When we think of abuse, it’s normally physical and emotional abuse that comes to mind. But many of us may not be aware of another kind of abuse; one that is extremely common: financial abuse.

Financial abuse of a partner/spouse or senior can take on many forms, from the seizure of your paycheck or pension, to credit card or loan abuse. It’s also often a covert form of abuse – the abuser may prey upon your kindness to obtain money from you. At first you may not even be aware this type of abuse is occurring – often until it’s too late to reverse the effects, or to put a stop to it.

It’s essential you take steps to protect yourself from financial abuse. Let’s take a look at a few of the ways an abuser could financially harm you:

Control over your bank account

Financial abusers will often demand you turn over your paycheck or pension to them when you receive it. Or, if you have direct deposit, remove the funds from the bank account as soon as they are deposited.

Joint accounts are a dangerous arrangement that I strongly caution against. Yes, they’re convenient for things like dealing with the banks and utility bill payments, but you can always arrange a separate main bank account for yourself and transfer funds electronically into a joint “holding account” as bills come due.

Co-signing a loan

One financial abuse strategy I see employed frequently, is the abuser who asks the person to co-sign a large loan, line of credit, credit card account or car loan. Then the abuser uses the funds, maxes-out the credit cards (or vanishes with the vehicle), leaving the cosigner responsible for all the debt.

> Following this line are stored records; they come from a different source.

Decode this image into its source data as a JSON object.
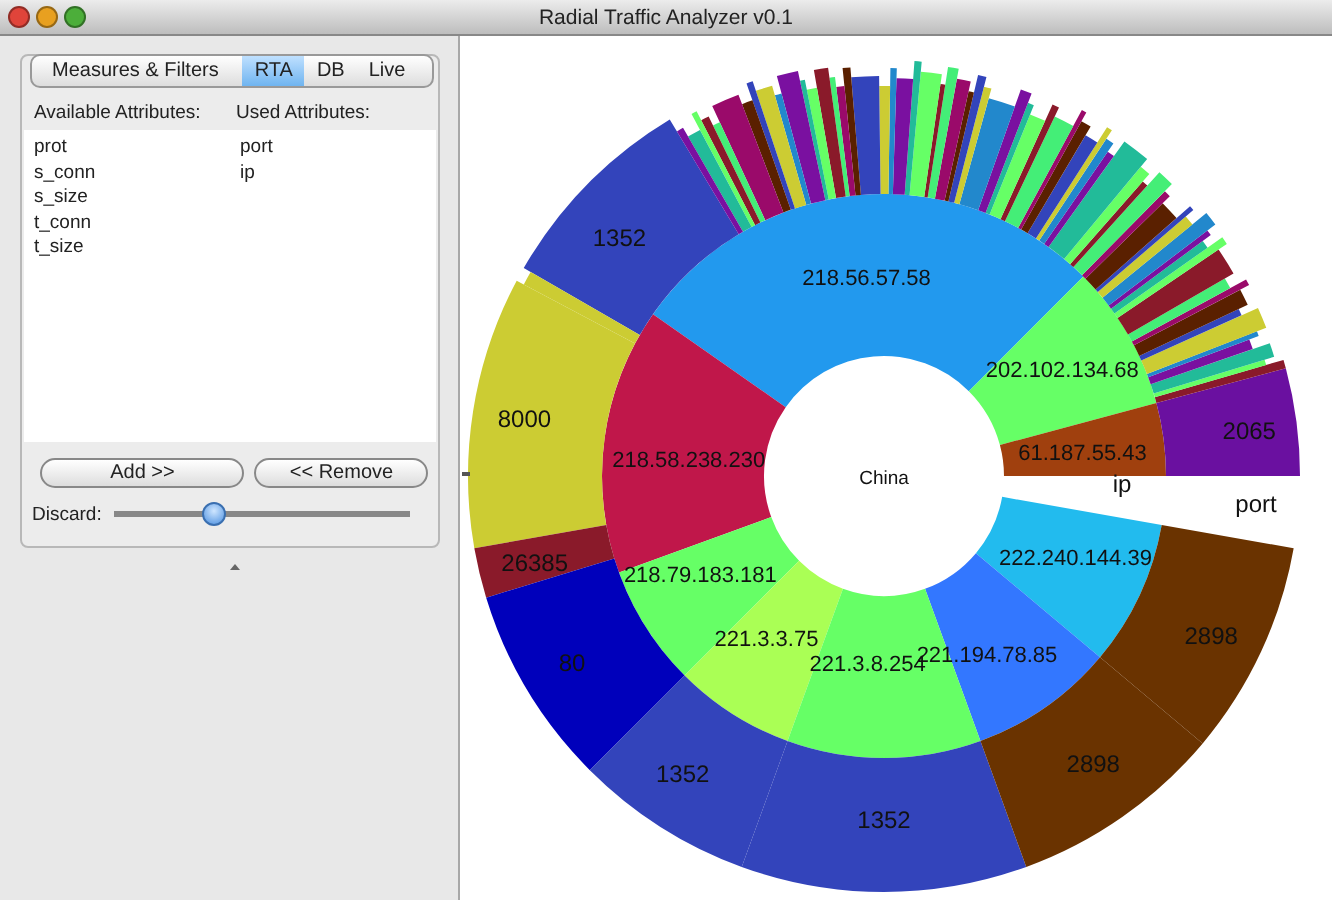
{
  "window": {
    "title": "Radial Traffic Analyzer v0.1"
  },
  "tabs": [
    {
      "label": "Measures & Filters",
      "selected": false
    },
    {
      "label": "RTA",
      "selected": true
    },
    {
      "label": "DB",
      "selected": false
    },
    {
      "label": "Live",
      "selected": false
    }
  ],
  "available": {
    "header": "Available Attributes:",
    "items": [
      "prot",
      "s_conn",
      "s_size",
      "t_conn",
      "t_size"
    ]
  },
  "used": {
    "header": "Used Attributes:",
    "items": [
      "port",
      "ip"
    ]
  },
  "buttons": [
    "Add >>",
    "<< Remove"
  ],
  "discard": {
    "label": "Discard:",
    "level": 0.34
  },
  "chart": {
    "center": "China",
    "levels": [
      "ip",
      "port"
    ],
    "inner": [
      {
        "label": "218.56.57.58",
        "color": "#2299ee"
      },
      {
        "label": "202.102.134.68",
        "color": "#66ff66"
      },
      {
        "label": "61.187.55.43",
        "color": "#a0400e"
      },
      {
        "label": "218.58.238.230",
        "color": "#c0174a"
      },
      {
        "label": "222.240.144.39",
        "color": "#22bbee"
      },
      {
        "label": "218.79.183.181",
        "color": "#66ff66"
      },
      {
        "label": "221.3.3.75",
        "color": "#aaff55"
      },
      {
        "label": "221.194.78.85",
        "color": "#3377ff"
      },
      {
        "label": "221.3.8.254",
        "color": "#66ff66"
      }
    ],
    "outer": [
      {
        "label": "2065",
        "color": "#6a10a0"
      },
      {
        "label": "1352",
        "color": "#3344bb"
      },
      {
        "label": "8000",
        "color": "#cccc33"
      },
      {
        "label": "26385",
        "color": "#8a1a2a"
      },
      {
        "label": "80",
        "color": "#0000bb"
      },
      {
        "label": "1352",
        "color": "#3344bb"
      },
      {
        "label": "1352",
        "color": "#3344bb"
      },
      {
        "label": "2898",
        "color": "#6a3300"
      },
      {
        "label": "2898",
        "color": "#6a3300"
      }
    ]
  }
}
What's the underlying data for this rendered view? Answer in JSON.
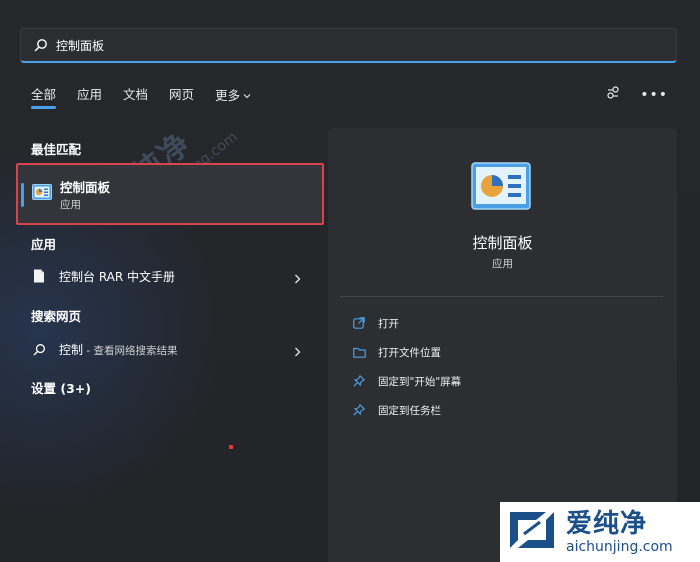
{
  "search": {
    "value": "控制面板"
  },
  "tabs": [
    {
      "label": "全部",
      "active": true
    },
    {
      "label": "应用"
    },
    {
      "label": "文档"
    },
    {
      "label": "网页"
    },
    {
      "label": "更多"
    }
  ],
  "sections": {
    "best_match": "最佳匹配",
    "apps": "应用",
    "web": "搜索网页",
    "settings": "设置 (3+)"
  },
  "best_match_item": {
    "title": "控制面板",
    "subtitle": "应用",
    "icon": "control-panel-icon"
  },
  "app_results": [
    {
      "label": "控制台 RAR 中文手册",
      "icon": "document-icon"
    }
  ],
  "web_results": [
    {
      "label": "控制",
      "suffix": " - 查看网络搜索结果",
      "icon": "search-icon"
    }
  ],
  "detail": {
    "title": "控制面板",
    "subtitle": "应用",
    "actions": [
      {
        "label": "打开",
        "icon": "open-external-icon"
      },
      {
        "label": "打开文件位置",
        "icon": "folder-icon"
      },
      {
        "label": "固定到\"开始\"屏幕",
        "icon": "pin-icon"
      },
      {
        "label": "固定到任务栏",
        "icon": "pin-icon"
      }
    ]
  },
  "watermark": {
    "cn": "爱纯净",
    "en": "aichunjing.com"
  },
  "colors": {
    "accent": "#4aa0e6",
    "highlight_border": "#d9434c",
    "background": "#202226",
    "panel": "#2d2e32"
  }
}
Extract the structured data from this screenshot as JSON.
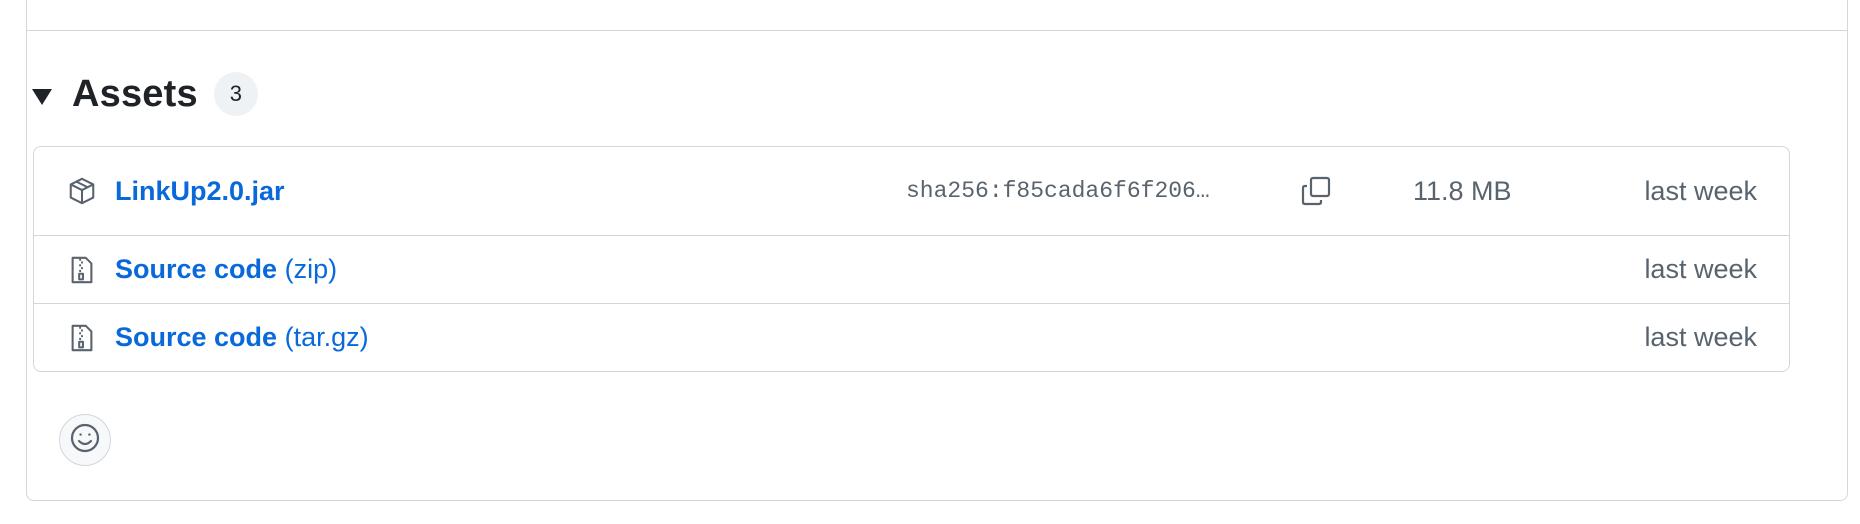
{
  "assets": {
    "title": "Assets",
    "count": "3",
    "caret_icon": "triangle-down-icon",
    "items": [
      {
        "name": "LinkUp2.0.jar",
        "icon": "package-icon",
        "sha": "sha256:f85cada6f6f206…",
        "copy_icon": "copy-icon",
        "size": "11.8 MB",
        "date": "last week"
      },
      {
        "name": "Source code",
        "ext": "(zip)",
        "icon": "file-zip-icon",
        "date": "last week"
      },
      {
        "name": "Source code",
        "ext": "(tar.gz)",
        "icon": "file-zip-icon",
        "date": "last week"
      }
    ]
  },
  "reactions": {
    "icon": "smiley-icon"
  },
  "colors": {
    "link": "#0969da",
    "muted": "#59636e",
    "border": "#d0d7de",
    "text": "#1f2328"
  }
}
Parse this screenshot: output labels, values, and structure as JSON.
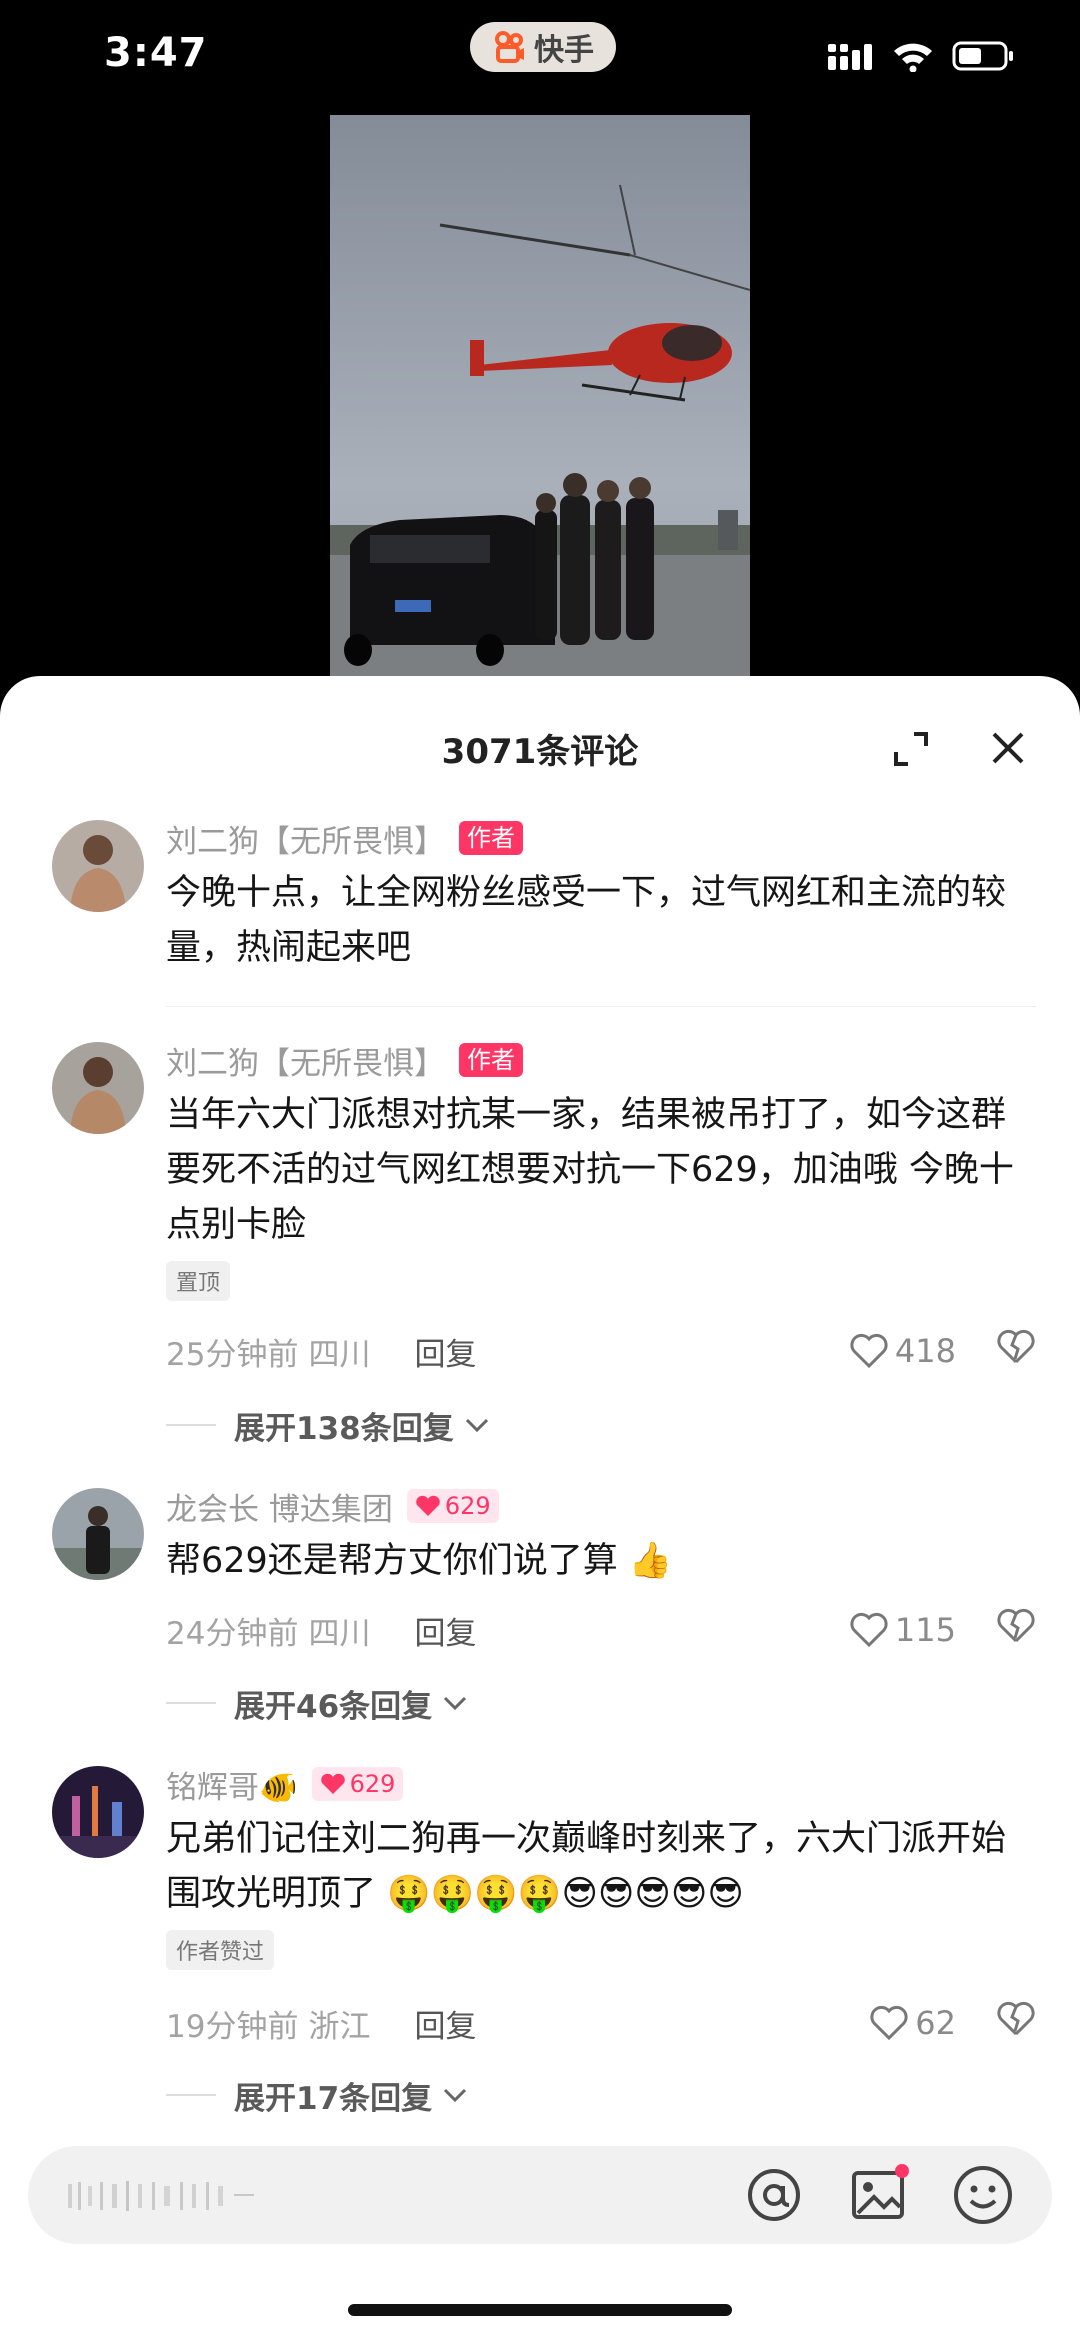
{
  "status_bar": {
    "time": "3:47",
    "app_name": "快手"
  },
  "sheet": {
    "title": "3071条评论"
  },
  "comments": [
    {
      "author": "刘二狗【无所畏惧】",
      "badge": "作者",
      "text": "今晚十点，让全网粉丝感受一下，过气网红和主流的较量，热闹起来吧"
    },
    {
      "author": "刘二狗【无所畏惧】",
      "badge": "作者",
      "text": "当年六大门派想对抗某一家，结果被吊打了，如今这群要死不活的过气网红想要对抗一下629，加油哦 今晚十点别卡脸",
      "tag": "置顶",
      "time": "25分钟前",
      "location": "四川",
      "reply_label": "回复",
      "likes": "418",
      "expand_label": "展开138条回复"
    },
    {
      "author": "龙会长 博达集团",
      "fan_badge": "629",
      "text": "帮629还是帮方丈你们说了算 👍",
      "time": "24分钟前",
      "location": "四川",
      "reply_label": "回复",
      "likes": "115",
      "expand_label": "展开46条回复"
    },
    {
      "author": "铭辉哥🐠",
      "fan_badge": "629",
      "text": "兄弟们记住刘二狗再一次巅峰时刻来了，六大门派开始围攻光明顶了 🤑🤑🤑🤑😎😎😎😎😎",
      "tag": "作者赞过",
      "time": "19分钟前",
      "location": "浙江",
      "reply_label": "回复",
      "likes": "62",
      "expand_label": "展开17条回复"
    }
  ],
  "colors": {
    "accent": "#fe3666",
    "background": "#ffffff"
  }
}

My advice to you about joint or co-signed debt is this: don’t have any (if possible). If you share a credit card, bank loan, or line of credit with your spouse or family member, reduce your liability by having a low credit limit or – even better – removing yourself, or the other person, from the contract.

Destroying your credit rating

When financial abuse takes place the person who is responsible for the debt (in most cases, the victim) can also experience serious damage to their credit rating. This means you will have a great deal of difficulty obtaining your own credit when you need it. Many people have had to file personal bankruptcies or consumer proposals with my firm to protect themselves from their creditors, after financial abuse has taken place. That means their credit rating takes years to be rebuilt before they can once again obtain credit on their own.

Keeping cash and debt separate in a household

By now the picture should be clear: if you share a debt, you share the responsibility for that debt. By keeping as much of your debt (and your income) separate in your relationship, you can avoid financial problems later on.